As everyone and their mother gets in on the cloud price wars, Rackspace is taking a different approach to the market and aiming to provide quality service at higher prices. This is how the company is hoping to compete against the likes of Amazon Web Services, Microsoft Azure and Google Cloud Platform.

Chris Talbot

July 21, 2014

2 Min Read
John Engates CTO of Rackspace
John Engates, CTO of Rackspace

As everyone and their mother gets in on the cloud price wars, Rackspace (RAX) is taking a different approach to the market and aiming to provide quality service at higher prices. This is how the company is hoping to compete against the likes of Amazon Web Services (AWS), Microsoft (MSFT) Azure and Google (GOOG)  Cloud Platform.

Even Big Blue has gotten into the price wars game and the continuing race to the bottom.

But Rackspace company executives remain adamant that it’s not going to engage in the game of price tag leapfrog. Instead, according to a recent article on Business Insider, Rackspace is intent on playing in the growing public cloud services business by providing what its executives believe is a higher quality of service than its competitors.
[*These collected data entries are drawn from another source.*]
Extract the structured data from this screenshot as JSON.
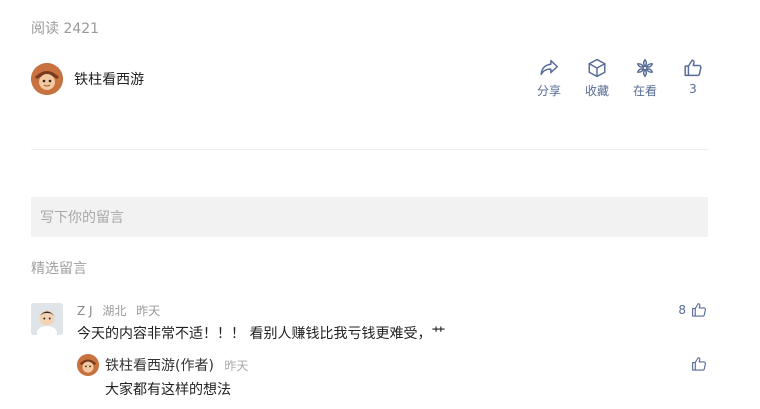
{
  "article": {
    "read_label": "阅读",
    "read_count": "2421"
  },
  "author": {
    "name": "铁柱看西游"
  },
  "actions": {
    "share": {
      "label": "分享",
      "icon": "share-icon"
    },
    "collect": {
      "label": "收藏",
      "icon": "cube-icon"
    },
    "watching": {
      "label": "在看",
      "icon": "flower-icon"
    },
    "like": {
      "label": "3",
      "icon": "thumbs-up-icon"
    }
  },
  "comment_box": {
    "placeholder": "写下你的留言"
  },
  "featured": {
    "title": "精选留言"
  },
  "comments": [
    {
      "user": "Z J",
      "location": "湖北",
      "time": "昨天",
      "text": "今天的内容非常不适！！！ 看别人赚钱比我亏钱更难受，艹",
      "likes": "8",
      "reply": {
        "author": "铁柱看西游(作者)",
        "time": "昨天",
        "text": "大家都有这样的想法"
      }
    }
  ],
  "colors": {
    "link": "#576b95",
    "muted": "#9a9a9a",
    "input_bg": "#f2f2f2"
  }
}
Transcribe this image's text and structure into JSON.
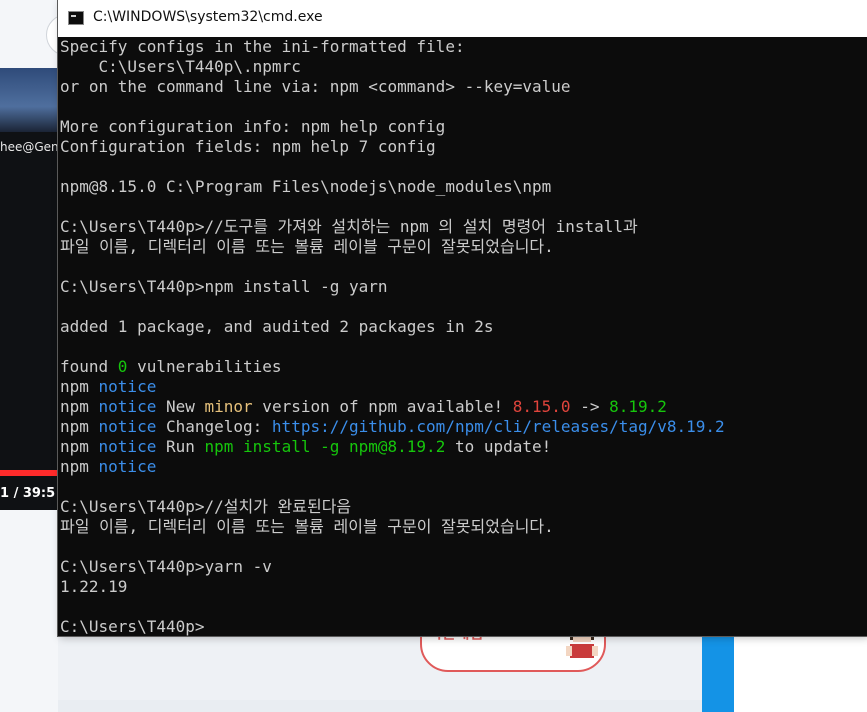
{
  "window": {
    "title": "C:\\WINDOWS\\system32\\cmd.exe"
  },
  "background": {
    "video_user_text": "hee@Gen",
    "video_time": "1 /  39:5",
    "card_text": "시간네업"
  },
  "console": {
    "lines": [
      {
        "parts": [
          {
            "t": "Specify configs in the ini-formatted file:",
            "c": ""
          }
        ]
      },
      {
        "parts": [
          {
            "t": "    C:\\Users\\T440p\\.npmrc",
            "c": ""
          }
        ]
      },
      {
        "parts": [
          {
            "t": "or on the command line via: npm <command> --key=value",
            "c": ""
          }
        ]
      },
      {
        "parts": [
          {
            "t": "",
            "c": ""
          }
        ]
      },
      {
        "parts": [
          {
            "t": "More configuration info: npm help config",
            "c": ""
          }
        ]
      },
      {
        "parts": [
          {
            "t": "Configuration fields: npm help 7 config",
            "c": ""
          }
        ]
      },
      {
        "parts": [
          {
            "t": "",
            "c": ""
          }
        ]
      },
      {
        "parts": [
          {
            "t": "npm@8.15.0 C:\\Program Files\\nodejs\\node_modules\\npm",
            "c": ""
          }
        ]
      },
      {
        "parts": [
          {
            "t": "",
            "c": ""
          }
        ]
      },
      {
        "parts": [
          {
            "t": "C:\\Users\\T440p>//도구를 가져와 설치하는 npm 의 설치 명령어 install과",
            "c": ""
          }
        ]
      },
      {
        "parts": [
          {
            "t": "파일 이름, 디렉터리 이름 또는 볼륨 레이블 구문이 잘못되었습니다.",
            "c": ""
          }
        ]
      },
      {
        "parts": [
          {
            "t": "",
            "c": ""
          }
        ]
      },
      {
        "parts": [
          {
            "t": "C:\\Users\\T440p>npm install -g yarn",
            "c": ""
          }
        ]
      },
      {
        "parts": [
          {
            "t": "",
            "c": ""
          }
        ]
      },
      {
        "parts": [
          {
            "t": "added 1 package, and audited 2 packages in 2s",
            "c": ""
          }
        ]
      },
      {
        "parts": [
          {
            "t": "",
            "c": ""
          }
        ]
      },
      {
        "parts": [
          {
            "t": "found ",
            "c": ""
          },
          {
            "t": "0",
            "c": "green"
          },
          {
            "t": " vulnerabilities",
            "c": ""
          }
        ]
      },
      {
        "parts": [
          {
            "t": "npm ",
            "c": ""
          },
          {
            "t": "notice",
            "c": "blue"
          }
        ]
      },
      {
        "parts": [
          {
            "t": "npm ",
            "c": ""
          },
          {
            "t": "notice",
            "c": "blue"
          },
          {
            "t": " New ",
            "c": ""
          },
          {
            "t": "minor",
            "c": "yellow"
          },
          {
            "t": " version of npm available! ",
            "c": ""
          },
          {
            "t": "8.15.0",
            "c": "red"
          },
          {
            "t": " -> ",
            "c": ""
          },
          {
            "t": "8.19.2",
            "c": "green"
          }
        ]
      },
      {
        "parts": [
          {
            "t": "npm ",
            "c": ""
          },
          {
            "t": "notice",
            "c": "blue"
          },
          {
            "t": " Changelog: ",
            "c": ""
          },
          {
            "t": "https://github.com/npm/cli/releases/tag/v8.19.2",
            "c": "cyan"
          }
        ]
      },
      {
        "parts": [
          {
            "t": "npm ",
            "c": ""
          },
          {
            "t": "notice",
            "c": "blue"
          },
          {
            "t": " Run ",
            "c": ""
          },
          {
            "t": "npm install -g npm@8.19.2",
            "c": "green"
          },
          {
            "t": " to update!",
            "c": ""
          }
        ]
      },
      {
        "parts": [
          {
            "t": "npm ",
            "c": ""
          },
          {
            "t": "notice",
            "c": "blue"
          }
        ]
      },
      {
        "parts": [
          {
            "t": "",
            "c": ""
          }
        ]
      },
      {
        "parts": [
          {
            "t": "C:\\Users\\T440p>//설치가 완료된다음",
            "c": ""
          }
        ]
      },
      {
        "parts": [
          {
            "t": "파일 이름, 디렉터리 이름 또는 볼륨 레이블 구문이 잘못되었습니다.",
            "c": ""
          }
        ]
      },
      {
        "parts": [
          {
            "t": "",
            "c": ""
          }
        ]
      },
      {
        "parts": [
          {
            "t": "C:\\Users\\T440p>yarn -v",
            "c": ""
          }
        ]
      },
      {
        "parts": [
          {
            "t": "1.22.19",
            "c": ""
          }
        ]
      },
      {
        "parts": [
          {
            "t": "",
            "c": ""
          }
        ]
      },
      {
        "parts": [
          {
            "t": "C:\\Users\\T440p>",
            "c": ""
          }
        ]
      }
    ]
  },
  "colors": {
    "console_bg": "#0c0c0c",
    "console_text": "#cccccc",
    "blue": "#3b8eea",
    "yellow": "#e5c07b",
    "red": "#e0443c",
    "green": "#16c60c"
  }
}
Contrast that with the strategy employed by public cloud infrastructure-as-a-service (IaaS) leader Amazon Web Services, which has made 44 price cuts since the launch of its public cloud services arm. Amazon has plans to increase that number. Microsoft, Google, IBM (IBM) and other IaaS players have also followed suit; and as they continue to see benefits from decreasing prices, Rackspace is intent on competing on a different level entirely.

Currently, Rackspace’s public cloud services are priced higher than competitors, but CTO John Engates told Business Insider that his company’s offerings are more reliable; and that demands a premium. He claims Rackspace pricing is no higher than 10 percent to 15 percent of AWS pricing.

This strategy also extends to Rackspace’s new managed cloud service levels, which were announced last week.

All of this isn’t to say Rackspace isn’t considering its pricing in the growing competitiveness of public cloud. The vendor recently revamped its pricing model “to provide a transparent and separate view of infrastructure prices and the value of cloud management expertise,” wrote Taylor Rhodes, Rackspace’s president, in a blog post.